Ora quel vecchio è morto da più anni, ed io penso alla memoria che ne dev'esser durata nel suo piccolo villaggio. Là certo in sua vita, le mamme lo additarono ai bambini per indocilirli e questi lo sognarono durante gli incubi delle indigestioni. Se è vero che la paura ingrossa gli oggetti, che lunghezza iperbolica dovette avere nei sogni, quella barba dogale! I bimbi che lo conobbero, non troveranno mai più per il mondo un essere vivente che lo somigli, perchè ne ricorderanno l'immagine fantastica in luogo della reale. Certo i suoi prodigi lasciarono traccia, certo sono vantati anche oggidì, la virtù delle sue erbe e de' suoi sortilegi e lo sprezzo ch'egli faceva del sapere umano. Morti quelli che furono adulti e vecchi con lui, Dio sa quali miracoli gli saranno attribuiti, che potenza verrà via via acquistando il suo nome!

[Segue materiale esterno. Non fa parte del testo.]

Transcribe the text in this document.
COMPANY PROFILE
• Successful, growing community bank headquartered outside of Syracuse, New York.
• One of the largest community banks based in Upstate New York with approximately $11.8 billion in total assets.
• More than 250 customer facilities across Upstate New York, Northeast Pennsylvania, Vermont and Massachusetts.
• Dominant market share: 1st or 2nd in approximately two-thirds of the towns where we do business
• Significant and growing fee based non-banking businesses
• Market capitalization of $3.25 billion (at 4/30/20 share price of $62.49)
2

A mano a mano che la sua lunga carcassa andrà disfacendosi sotterra, la sua memoria ingrosserà fra i viventi; egli vivrà una seconda vita, impensata, inattesa, piena di vicende strane, una vita a rovescio della reale, che si farà sempre più vigorosa invecchiando. Quel paese che forse non lo elesse nemmeno a consigliere comunale, tremerà di lui, invocherà nei supremi pericoli la sua memoria, lo collocherà a mezza altezza sulla scala degli esseri sovrumani, fra i santi ed il demonio. Egli che del demonio aveva tanta paura!